Masisa to Meet Buyside
Chile’s Masisa plans to start fixed-income investor meetings next week ahead of a potential bond debut, according to people familiar with the matter. The BB rated producer of wood products is visiting Lima, New York, Los Angeles, Boston, New York and London Tuesday through December 13. Deutsche Bank, Itau, JPMorgan and Scotiabank are managing. CFO Carlos Toro told LatinFinance in January Masisa could look to issue a 5-year or 10-year bond this year of $200m-$250m. Proceeds would be used for refinancing the company’s outstanding debt. In September, Masisa raised UF2m ($94m) in a domestic bond transaction that was 2x oversubscribed.
Itau Chile Clinches Bonds
Banco Itau Chile has raised UF1m ($44m) in the domestic bond market. The 2033 bullet priced at 101.33, with a coupon of 3.80% to yield 3.70%, or 129bp over government bonds. Itau managed the sale, which saw 2.7x demand. The bank will use the proceeds for lending, with a focus on mortgage lending.

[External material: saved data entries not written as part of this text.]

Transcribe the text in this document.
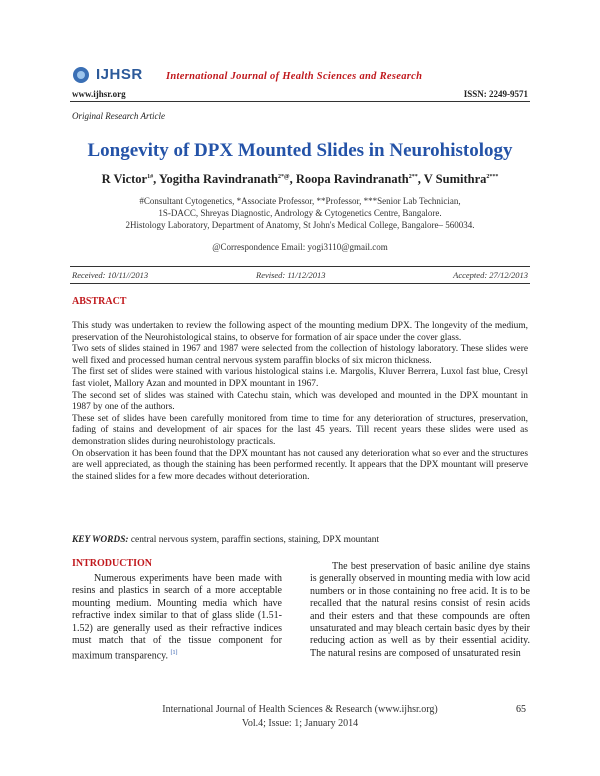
IJHSR International Journal of Health Sciences and Research
www.ijhsr.org	ISSN: 2249-9571
Original Research Article
Longevity of DPX Mounted Slides in Neurohistology
R Victor$^{1\#}$, Yogitha Ravindranath$^{2*@}$, Roopa Ravindranath$^{2**}$, V Sumithra$^{2***}$
#Consultant Cytogenetics, *Associate Professor, **Professor, ***Senior Lab Technician,
1S-DACC, Shreyas Diagnostic, Andrology & Cytogenetics Centre, Bangalore.
2Histology Laboratory, Department of Anatomy, St John's Medical College, Bangalore– 560034.
@Correspondence Email: yogi3110@gmail.com
Received: 10/11//2013	Revised: 11/12/2013	Accepted: 27/12/2013
ABSTRACT

This study was undertaken to review the following aspect of the mounting medium DPX. The longevity of the medium, preservation of the Neurohistological stains, to observe for formation of air space under the cover glass.

Two sets of slides stained in 1967 and 1987 were selected from the collection of histology laboratory. These slides were well fixed and processed human central nervous system paraffin blocks of six micron thickness.

The first set of slides were stained with various histological stains i.e. Margolis, Kluver Berrera, Luxol fast blue, Cresyl fast violet, Mallory Azan and mounted in DPX mountant in 1967.

The second set of slides was stained with Catechu stain, which was developed and mounted in the DPX mountant in 1987 by one of the authors.

These set of slides have been carefully monitored from time to time for any deterioration of structures, preservation, fading of stains and development of air spaces for the last 45 years. Till recent years these slides were used as demonstration slides during neurohistology practicals.

On observation it has been found that the DPX mountant has not caused any deterioration what so ever and the structures are well appreciated, as though the staining has been performed recently. It appears that the DPX mountant will preserve the stained slides for a few more decades without deterioration.

KEY WORDS: central nervous system, paraffin sections, staining, DPX mountant
INTRODUCTION

Numerous experiments have been made with resins and plastics in search of a more acceptable mounting medium. Mounting media which have refractive index similar to that of glass slide (1.51-1.52) are generally used as their refractive indices must match that of the tissue component for maximum transparency. [1]

The best preservation of basic aniline dye stains is generally observed in mounting media with low acid numbers or in those containing no free acid. It is to be recalled that the natural resins consist of resin acids and their esters and that these compounds are often unsaturated and may bleach certain basic dyes by their reducing action as well as by their essential acidity. The natural resins are composed of unsaturated resin

International Journal of Health Sciences & Research (www.ijhsr.org)
Vol.4; Issue: 1; January 2014
65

University Unveils Bond Timeline
Corporacion Universidad de Concepcion is planning to sell up to UF4.2m ($183m) in bonds in Chile’s local market during the week of December 16, according to people following the transaction. The bonds have an 8-year maturity. The issuer, a holding company for different businesses linked to the Chilean university, is raising funds to restructure liabilities and finance investment. CorpBanca leads the deal. Concepcion last issued in 2003, selling UF2m in 10-year bonds, and is heard drawn back to the market by attractive interest rates.
BCI Adds to Swiss Funds
Chile’s BCI has raised CHF120m ($132m) in the Swiss bond market, adding to the record issuance from LatAm borrowers in that country this year. The bank follows its CHF200m debut in the currency in August, as it continues to seek a greater diversification of funding internationally. The 2015 priced at 99.941 with a 0.75% coupon to yield 0.78%, or mid-swaps plus 68bp, inside 70bp guidance, according to people familiar with the terms. BNP Paribas and Credit Suisse managed the sale, rated A/A1. The bank is pushing to increase its international bond issuance, and has plans to visit Japan to discuss a Samurai sale in 2014, Mario Sarrat, BCI’s head of international financial institutions, told LatinFinance last month.